ドライバーに限らず、ヘッドの重心位置は球筋に大きく影響します。ヘッドの性能を表す数値の中で、重心位置に関係する項目は以下の4つと考えます。
(1)重心高さ
(2)重心距離
(3)重心深さ
(4)重心角
この中で飛距離に最も関係が深いのは、重心高さです。
「高反発フェースは飛ぶ」と言われていますが、反発というよりも、最適な重心高さによって打ち出されたボールは、バックスピン量・初速度・打ち出し角が最適になり、滞空時間が長く、キャリーも大きくなり、落ちてからのランが多くなるのです。
ドライバーで打ち出されるボールの理想数値は(ヘッドスピードによって異なりますが)ロフトが大きくなるのに比例して、ボールの初速は減り、バックスピン量も多くなってしまうことで、飛ばなくなります。
初速を落とさず、大きな打ち出し角と少なめで最適なスピン量を実現するのに最も大きな要素が、低い重心位置。ただし一定以上のヘッドスピードがないとスピン量が少なすぎてボールがドロップしてしまい、反って逆効果の場合もあるので注意が必要です。
ヘッドの重心位置の中で、重心距離、重心深さ、重心角はボールのつかまり具合と方向性に深く関係しています。 重心距離は、ヘッド重心からシャフト軸線までの距離で表されます。
引っかけで悩んでいるプレーヤーには、インパクトゾーンでフェースの戻りが鈍くなる重心距離が長いヘッド。フェースが開いてインパクトしやすく、またヘッドの動きが鈍いので、打ち出しの方向性が安定するメリットがあります。
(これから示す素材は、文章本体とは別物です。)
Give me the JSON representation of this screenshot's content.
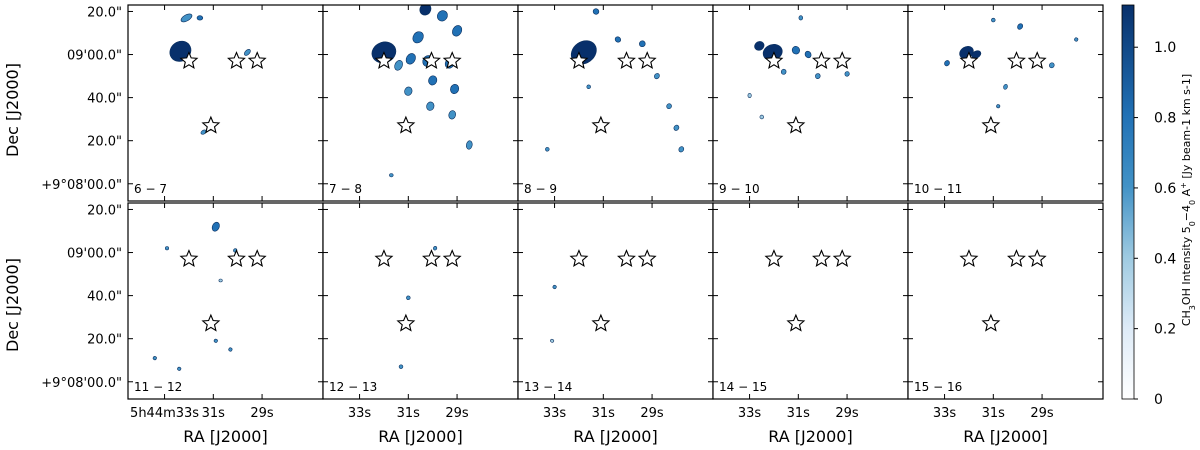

プッシュアウトで悩んでいるプレーヤーには、インパクトゾーンでフェースの戻りが容易な重心距離が短いヘッド。フェースが閉じてインパクトがしやすい。しかしヘッドの動きが敏感なので打ち出しの方向性が不安定になるデメリットがあります。
スイングのタイプやヘッドスピードによって自分に合った重心距離のヘッドを使うと、方向性は格段にアップするはずです。一般的にはヘッド体積が大きいほど、この数字も大きくなっていきます。また同じ体積でも形状があんぱん型のシャロータイプのものほど長くなっています。
重心深さの数値は、クラブの性能に極端な差が出ないといわれますが、打ち出されたボールのバックスピン量に影響を与えます。
重心深度が浅いヘッドは、初期タイプのメタルヘッドに代表されるように、バックスピン量が少なくなる傾向があります。
重心深さが深いヘッドは、バックメタル付きパーシモンに代表されるように、バックスピン量が多くなる傾向があります。